The exhibit features wildland photography by his son, Rhett Turner.
In reserves: 'Conserving America’s Wildlands' combines dramatic photography with the NMMNHS collection
“There are three Turner properties (in New Mexico),” says Anthony Fiorillo, NMMNHS executive director. “I started asking questions about what stories could we tell to combine with the unique traveling exhibit. We wanted to look at how our permanent collections can be used to tie the story together.”
Turner owns more than one million acres of land in the state of New Mexico, which include the 550,000-acre Vermejo reserve in the northern, Rocky Mountain region; the 156,000-acre Ladder reserve at the base of the Black Range in the southern desert basin region; and the 360,000-acre Armendaris reserve in the Chihuahuan Desert.
The reserves are home to a variety of large land conservation and endangered species efforts, including the restoration of vital habitats, reintroduction of native flora and fauna and forest management to protect the state from catastrophic wildfires.
“Conserving America’s Wildlands” showcases dramatic landscape panoramas and wildlife portraits that capture a herd of bison on the move with calves in tow, and a mountain laurel plant as it springs into bloom.
Dozens of high-resolution images capturing the diversity of landscapes that comprise our nation — mangrove swamps, grasslands, old-growth forests and barrier islands — will be on view as part of the exhibition.
These images will be accompanied by more than 35 objects from NMMNHS Research Collections — the largest of its kind in the Southwestern United States — and the University of New Mexico’s Museum of Southwestern Biology.
These specimens range from the present day to more than 65 million years ago, including fossils from a Sierraceratops turneri discovered on a Turner property in New Mexico, a hadrosaur femur, and skulls and horns from three different bison, one modern and two extinct. The exhibition also showcases a grizzly bear skull from the last known specimen in New Mexico, alongside a skull from the gray wolf that began reintroduction efforts in New Mexico.
“It’s compelling because of its aesthetic value,” Fiorillo says. “It’s also got a compelling conservation story.

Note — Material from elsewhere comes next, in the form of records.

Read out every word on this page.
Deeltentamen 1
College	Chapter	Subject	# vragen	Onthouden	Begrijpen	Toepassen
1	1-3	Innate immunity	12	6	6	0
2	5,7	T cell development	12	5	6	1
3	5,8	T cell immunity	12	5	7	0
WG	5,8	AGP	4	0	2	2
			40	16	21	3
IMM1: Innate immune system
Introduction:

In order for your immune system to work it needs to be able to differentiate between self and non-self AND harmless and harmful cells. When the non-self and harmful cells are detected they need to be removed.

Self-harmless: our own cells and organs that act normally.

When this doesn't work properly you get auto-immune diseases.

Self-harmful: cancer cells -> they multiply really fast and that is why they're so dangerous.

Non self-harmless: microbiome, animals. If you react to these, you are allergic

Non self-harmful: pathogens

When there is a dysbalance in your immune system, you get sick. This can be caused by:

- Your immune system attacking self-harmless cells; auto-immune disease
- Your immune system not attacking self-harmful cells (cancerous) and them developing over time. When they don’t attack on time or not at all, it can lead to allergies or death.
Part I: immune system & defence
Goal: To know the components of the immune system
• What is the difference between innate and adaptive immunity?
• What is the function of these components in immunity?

It’s highlighted by actual specimens that the public doesn’t usually get to see.”
Matt Celeskey, NMMNHS head of exhibits, and his team took on the challenge of pairing specimens from the museum’s permanent collection to the photographs.
He says there are a lot of New Mexico conservation stories tied in with the Turner properties and the museum’s collections.
“There’s critical conservation stories happening in every corner of New Mexico and we have a lot of big stories to tell here,” he says. “But this exhibit is part of a larger effort about appreciating the experience of wild lands and gathering knowledge of how to preserve those areas.”
Fiorillo says this is the second stop for the traveling exhibit.
In the 2023 Legislative session, Turner and the Turner Foundation were recognized for philanthropy and contribution to large land conservation.
Senate Memorial 62 was introduced and sponsored by Senator Joseph Cervantes, Democratic Senator from District 31, who is also a standing member of the Senate Conservation Committee.
The bill recognizes Ted Turner as the largest private landowner in New Mexico, converting the historic properties he owns into nature reserves to share with the public, and honors the Turner Foundation for philanthropic donations of nearly $1.2 million in grants to various youth, conservation and education organizations in New Mexico.
The bill also observes that Ted Turner Reserves, the hospitality company behind the guest operations on these New Mexico properties, has contributed more than $2.8 million in tax revenues to the state since its conception in 2019.
Rhett Turner has built upon his father’s legacy as an Emmy Award-winning filmmaker and acclaimed photographer.
“Rhett Turner’s stunning photography captures some of America’s wildest places and the flora and fauna that inhabit them as they are meant to be perceived,” Fiorillo says. “These striking photos will be paired with never-before-seen specimens from the museum’s research collections, reminding us that life on our planet is always worthy of conservation.”